Australian home owners have cashed in on the highest level of profitability in a decade as an overwhelming majority of vendors recorded a profit, new figures show.
More than nine out of 10 sellers sold for a gain during the June quarter, the highest proportion of homes making a profit since 2011, CoreLogic’s latest Pain & Gain Report revealed.
Of the 106,000 resales in the June quarter, the median hold period was 8.8 years, with a national median profit of $265,000.
But the booming property market meant that property owners who were reselling after only two years pocketed a median return of $123,000.
For home owners selling after holding a property for more than 30 years were cashing in a median return of $712,000.
The strong rate of profit-making sales was driven by the same factors as rising house prices, said Eliza Owen, CoreLogic’s head of research.
“It’s the combination of low-interest rates, high levels of household stimulus and government support, high accumulated savings and low levels of listings,” Ms Owen said. “These factors have all increased demand and prices. The chance of making a profit on the resale increases.”
These strong returns could incentivise more sellers to come to market as restrictions were set to ease once double-dose vaccination targets were reached, she said.
“More people might be looking to cash in on the rampant capital growth we’ve seen in the past year.”
Regional and tree-change markets had the highest proportion of profit-making sales, with Victoria’s Ballarat region recording the highest rate of profitability: 99.7 per cent of sellers made a gain.
“That was followed by Bendigo and the La Trobe and Gippsland region at 99 per cent [of resales making a profit],” Ms Own said.
“The biggest cohort of migration from capitals to regionals has been in the 65 years and over.
“That suggests the nature of disruption of the workforce may have triggered more early retirement and spurred on more of a tree-changer demand,” she said.
Owner-occupiers and houses were more likely to make a gain compared to investors and units, mirroring the skewed demand for bigger homes and with it, higher prices, the report found.
While the rate of loss-making sales dropped for houses and units, it was substantially higher for units.
In the three months to June, 15.3 per cent of units sold for a loss, down from 16.5 per cent in the previous quarter.
Meanwhile, just 5.6 per cent of houses made a loss in the same period, down from 6.6 per cent the previous quarter.
In Sydney alone, 97.6 per cent of houses sold for a gain, the highest level since 1982.
“Areas that had really high portions of loss-making sales were generally concentrated in resources markets as well as inner-city local governments areas,” Ms Owen said. “Loss-making sales were characterised by investor-owned apartments.”

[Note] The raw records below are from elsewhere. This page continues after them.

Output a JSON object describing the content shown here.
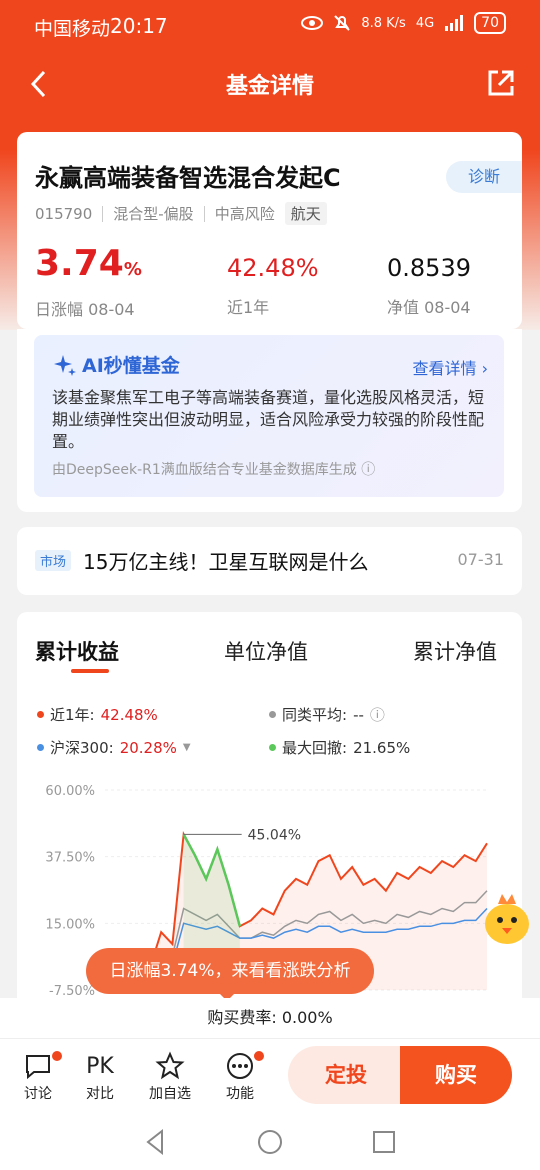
{
  "status": {
    "carrier": "中国移动",
    "time": "20:17",
    "speed": "8.8 K/s",
    "network": "4G",
    "battery": "70"
  },
  "nav": {
    "title": "基金详情"
  },
  "fund": {
    "name": "永赢高端装备智选混合发起C",
    "diagnose_label": "诊断",
    "code": "015790",
    "type": "混合型-偏股",
    "risk": "中高风险",
    "theme": "航天",
    "daily_value": "3.74",
    "daily_unit": "%",
    "daily_label": "日涨幅 08-04",
    "year_value": "42.48%",
    "year_label": "近1年",
    "nav_value": "0.8539",
    "nav_label": "净值 08-04"
  },
  "ai": {
    "title": "AI秒懂基金",
    "link": "查看详情",
    "text": "该基金聚焦军工电子等高端装备赛道，量化选股风格灵活，短期业绩弹性突出但波动明显，适合风险承受力较强的阶段性配置。",
    "source": "由DeepSeek-R1满血版结合专业基金数据库生成"
  },
  "news": {
    "tag": "市场",
    "title": "15万亿主线！卫星互联网是什么",
    "date": "07-31"
  },
  "chart_tabs": [
    "累计收益",
    "单位净值",
    "累计净值"
  ],
  "legend": {
    "year_label": "近1年:",
    "year_value": "42.48%",
    "peer_label": "同类平均:",
    "peer_value": "--",
    "index_label": "沪深300:",
    "index_value": "20.28%",
    "drawdown_label": "最大回撤:",
    "drawdown_value": "21.65%"
  },
  "colors": {
    "fund": "#f0461e",
    "peer": "#999999",
    "index": "#4a90e2",
    "drawdown": "#5ac85a"
  },
  "chart_data": {
    "type": "line",
    "yticks": [
      "60.00%",
      "37.50%",
      "15.00%",
      "-7.50%"
    ],
    "ylim": [
      -7.5,
      60
    ],
    "peak_label": "45.04%",
    "series": [
      {
        "name": "近1年",
        "values": [
          -5,
          -3,
          -6,
          -4,
          0,
          12,
          8,
          45.04,
          38,
          30,
          40,
          28,
          14,
          16,
          20,
          18,
          26,
          30,
          28,
          36,
          38,
          30,
          34,
          28,
          30,
          26,
          32,
          30,
          34,
          32,
          36,
          34,
          38,
          36,
          42
        ]
      },
      {
        "name": "同类平均",
        "values": [
          -6,
          -5,
          -6,
          -5,
          -3,
          5,
          4,
          20,
          18,
          16,
          18,
          14,
          10,
          10,
          12,
          11,
          14,
          16,
          15,
          18,
          19,
          16,
          18,
          15,
          16,
          15,
          18,
          17,
          19,
          18,
          20,
          19,
          22,
          22,
          26
        ]
      },
      {
        "name": "沪深300",
        "values": [
          -6,
          -6,
          -7,
          -6,
          -4,
          2,
          1,
          15,
          14,
          13,
          14,
          12,
          10,
          10,
          11,
          10,
          12,
          13,
          12,
          14,
          14,
          12,
          13,
          12,
          12,
          12,
          13,
          13,
          14,
          14,
          15,
          15,
          16,
          16,
          20
        ]
      }
    ],
    "drawdown_range": [
      7,
      12
    ]
  },
  "tip": "日涨幅3.74%，来看看涨跌分析",
  "fee": {
    "label": "购买费率:",
    "value": "0.00%"
  },
  "bottom": {
    "discuss": "讨论",
    "pk_icon": "PK",
    "compare": "对比",
    "watch": "加自选",
    "func": "功能",
    "sip": "定投",
    "buy": "购买"
  }
}
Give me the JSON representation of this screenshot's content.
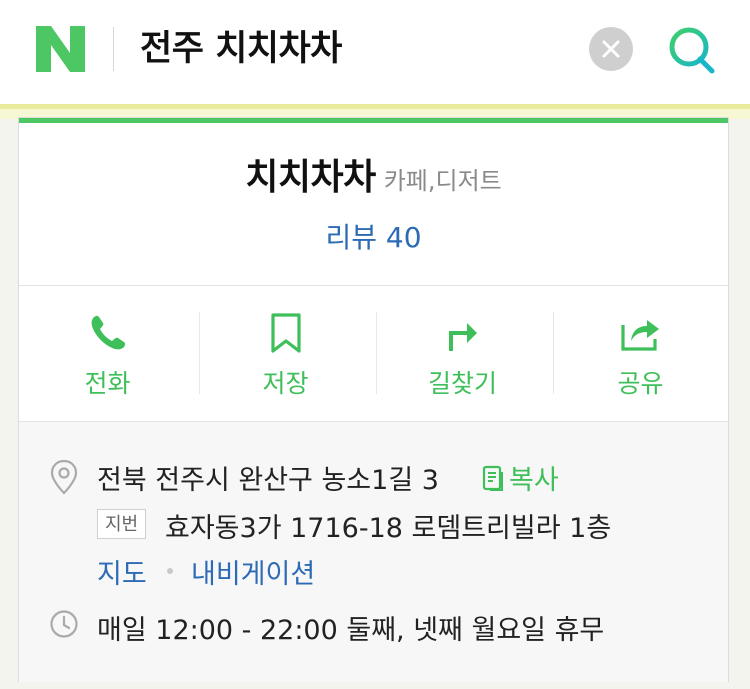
{
  "search": {
    "query": "전주 치치차차"
  },
  "place": {
    "name": "치치차차",
    "category": "카페,디저트",
    "review_label": "리뷰 40"
  },
  "actions": [
    {
      "label": "전화",
      "icon": "phone-icon"
    },
    {
      "label": "저장",
      "icon": "bookmark-icon"
    },
    {
      "label": "길찾기",
      "icon": "directions-icon"
    },
    {
      "label": "공유",
      "icon": "share-icon"
    }
  ],
  "info": {
    "address": "전북 전주시 완산구 농소1길 3",
    "copy_label": "복사",
    "jibun_badge": "지번",
    "jibun_address": "효자동3가 1716-18 로뎀트리빌라 1층",
    "map_link": "지도",
    "nav_link": "내비게이션",
    "hours": "매일 12:00 - 22:00 둘째, 넷째 월요일 휴무"
  },
  "colors": {
    "brand_green": "#4cc764",
    "link_blue": "#2d6bb5",
    "muted_gray": "#8a8a8a"
  }
}
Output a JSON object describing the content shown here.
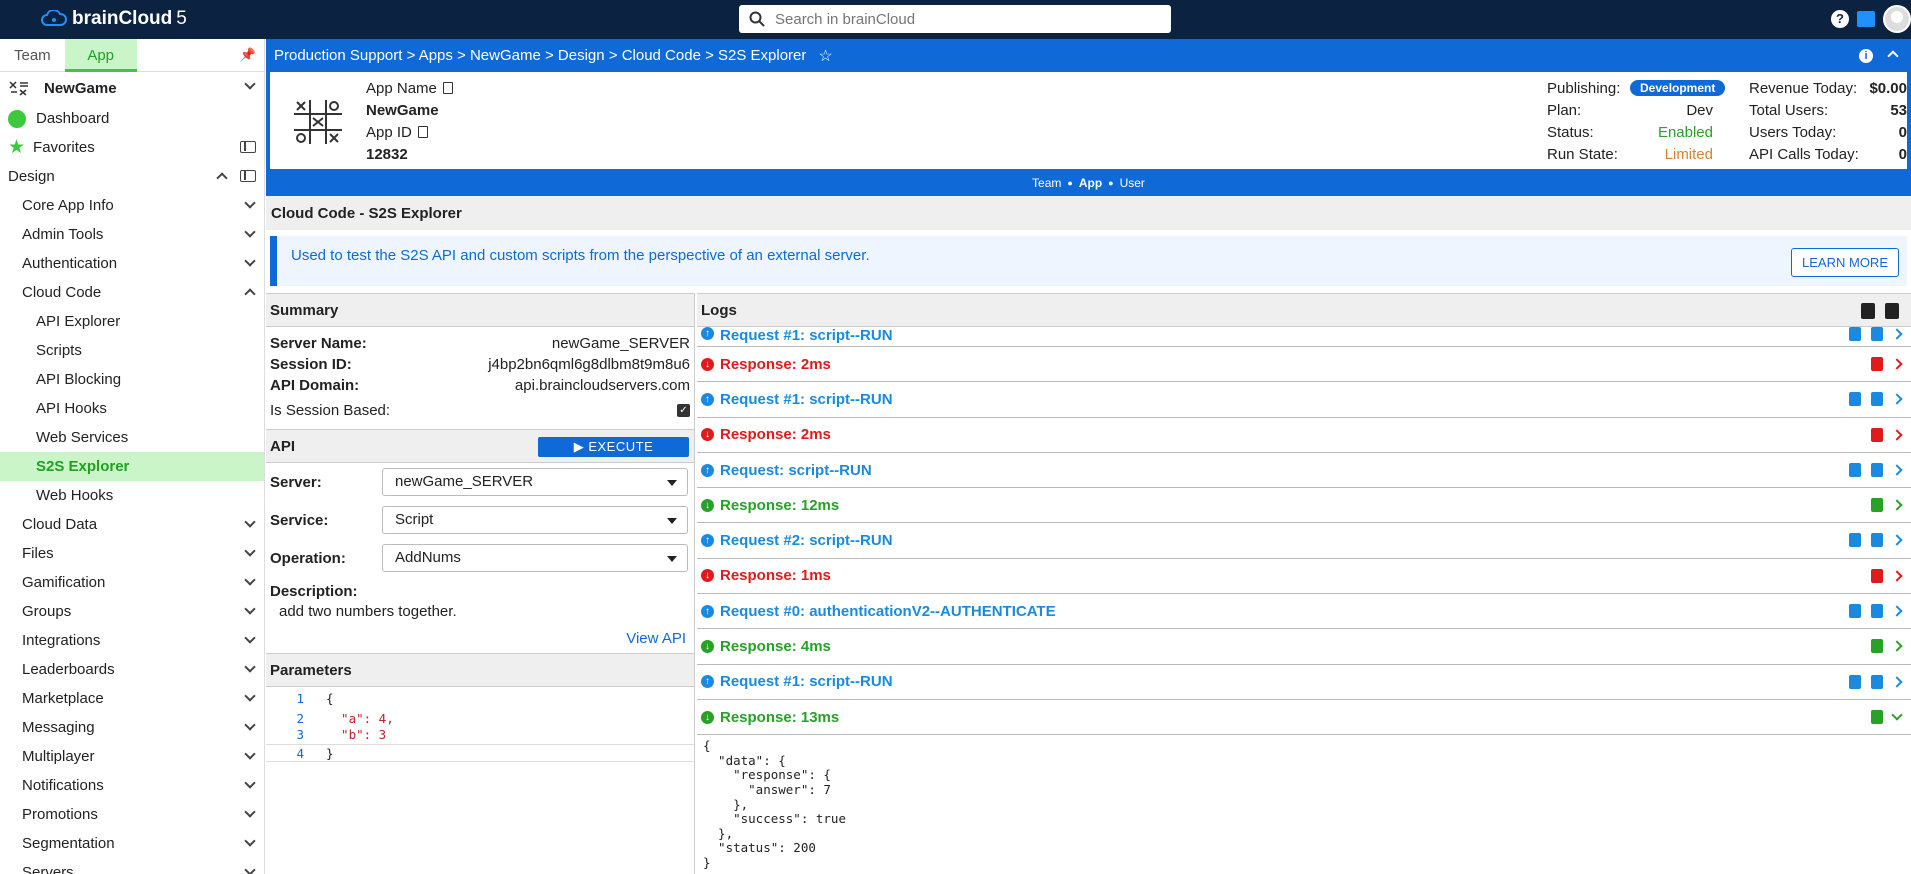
{
  "topbar": {
    "brand": "brainCloud",
    "brand_version": "5",
    "search_placeholder": "Search in brainCloud",
    "help_label": "?"
  },
  "sidebar": {
    "tabs": [
      "Team",
      "App"
    ],
    "active_tab": "App",
    "app_name": "NewGame",
    "dashboard": "Dashboard",
    "favorites": "Favorites",
    "design": "Design",
    "sections": [
      {
        "label": "Core App Info",
        "expanded": false
      },
      {
        "label": "Admin Tools",
        "expanded": false
      },
      {
        "label": "Authentication",
        "expanded": false
      },
      {
        "label": "Cloud Code",
        "expanded": true
      }
    ],
    "cloud_code_items": [
      "API Explorer",
      "Scripts",
      "API Blocking",
      "API Hooks",
      "Web Services",
      "S2S Explorer",
      "Web Hooks"
    ],
    "active_item": "S2S Explorer",
    "more_sections": [
      "Cloud Data",
      "Files",
      "Gamification",
      "Groups",
      "Integrations",
      "Leaderboards",
      "Marketplace",
      "Messaging",
      "Multiplayer",
      "Notifications",
      "Promotions",
      "Segmentation",
      "Servers"
    ]
  },
  "breadcrumb": {
    "items": [
      "Production Support",
      "Apps",
      "NewGame",
      "Design",
      "Cloud Code",
      "S2S Explorer"
    ],
    "separator": ">",
    "text": "Production Support > Apps > NewGame > Design > Cloud Code > S2S Explorer"
  },
  "app_info": {
    "app_name_label": "App Name",
    "app_name": "NewGame",
    "app_id_label": "App ID",
    "app_id": "12832",
    "publishing_label": "Publishing:",
    "publishing": "Development",
    "plan_label": "Plan:",
    "plan": "Dev",
    "status_label": "Status:",
    "status": "Enabled",
    "run_state_label": "Run State:",
    "run_state": "Limited",
    "revenue_label": "Revenue Today:",
    "revenue": "$0.00",
    "total_users_label": "Total Users:",
    "total_users": "53",
    "users_today_label": "Users Today:",
    "users_today": "0",
    "api_calls_label": "API Calls Today:",
    "api_calls": "0"
  },
  "scope": {
    "team": "Team",
    "app": "App",
    "user": "User"
  },
  "page": {
    "title": "Cloud Code - S2S Explorer",
    "info": "Used to test the S2S API and custom scripts from the perspective of an external server.",
    "learn_more": "LEARN MORE"
  },
  "summary": {
    "title": "Summary",
    "server_name_label": "Server Name:",
    "server_name": "newGame_SERVER",
    "session_id_label": "Session ID:",
    "session_id": "j4bp2bn6qml6g8dlbm8t9m8u6",
    "api_domain_label": "API Domain:",
    "api_domain": "api.braincloudservers.com",
    "session_based_label": "Is Session Based:",
    "session_based": true
  },
  "api": {
    "title": "API",
    "execute": "EXECUTE",
    "server_label": "Server:",
    "server": "newGame_SERVER",
    "service_label": "Service:",
    "service": "Script",
    "operation_label": "Operation:",
    "operation": "AddNums",
    "description_label": "Description:",
    "description": "add two numbers together.",
    "view_api": "View API"
  },
  "parameters": {
    "title": "Parameters",
    "lines": [
      "{",
      "  \"a\": 4,",
      "  \"b\": 3",
      "}"
    ]
  },
  "logs": {
    "title": "Logs",
    "entries": [
      {
        "type": "req",
        "label": "Request #1: script--RUN",
        "partial": true
      },
      {
        "type": "resp-err",
        "label": "Response: 2ms"
      },
      {
        "type": "req",
        "label": "Request #1: script--RUN"
      },
      {
        "type": "resp-err",
        "label": "Response: 2ms"
      },
      {
        "type": "req",
        "label": "Request: script--RUN"
      },
      {
        "type": "resp-ok",
        "label": "Response: 12ms"
      },
      {
        "type": "req",
        "label": "Request #2: script--RUN"
      },
      {
        "type": "resp-err",
        "label": "Response: 1ms"
      },
      {
        "type": "req",
        "label": "Request #0: authenticationV2--AUTHENTICATE"
      },
      {
        "type": "resp-ok",
        "label": "Response: 4ms"
      },
      {
        "type": "req",
        "label": "Request #1: script--RUN"
      },
      {
        "type": "resp-ok",
        "label": "Response: 13ms",
        "expanded": true
      }
    ],
    "expanded_body": "{\n  \"data\": {\n    \"response\": {\n      \"answer\": 7\n    },\n    \"success\": true\n  },\n  \"status\": 200\n}"
  },
  "colors": {
    "navy": "#0b2340",
    "primary": "#0f6ad8",
    "green": "#27a227",
    "red": "#e01b1b",
    "orange": "#d9822b",
    "active_bg": "#c9f5c9"
  }
}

These areas had not only an oversupply in units but a fall in demand for rentals as well, the combination resulting in a higher rate of loss-making sales.
Almost a quarter of loss-making unit sales (23.9 per cent) were concentrated in the three local government areas of Brisbane City Council, the Gold Coast City Council and Melbourne City Council.
Despite inner-city regions of Melbourne and Brisbane seeing high volumes of loss-making unit sales, the highest rate of loss from unit resales was in Perth local government areas, where 69.5 per cent of unit resales sold for a loss.
The profitability outlook for sellers could slow down as house price growth loses steam, Ms Owen said.
“As the rate of increase in values slows, as we have started to see each month since April, so too will the momentum in profitability,” Ms Owen said.
“We’re monitoring a number of headwinds that may drag on, or even reverse housing market growth in the medium to long-term, including affordability constraints, a tighter credit environment, a resurgence in listings volumes, and some economic factors including a slowdown in the resources sector.”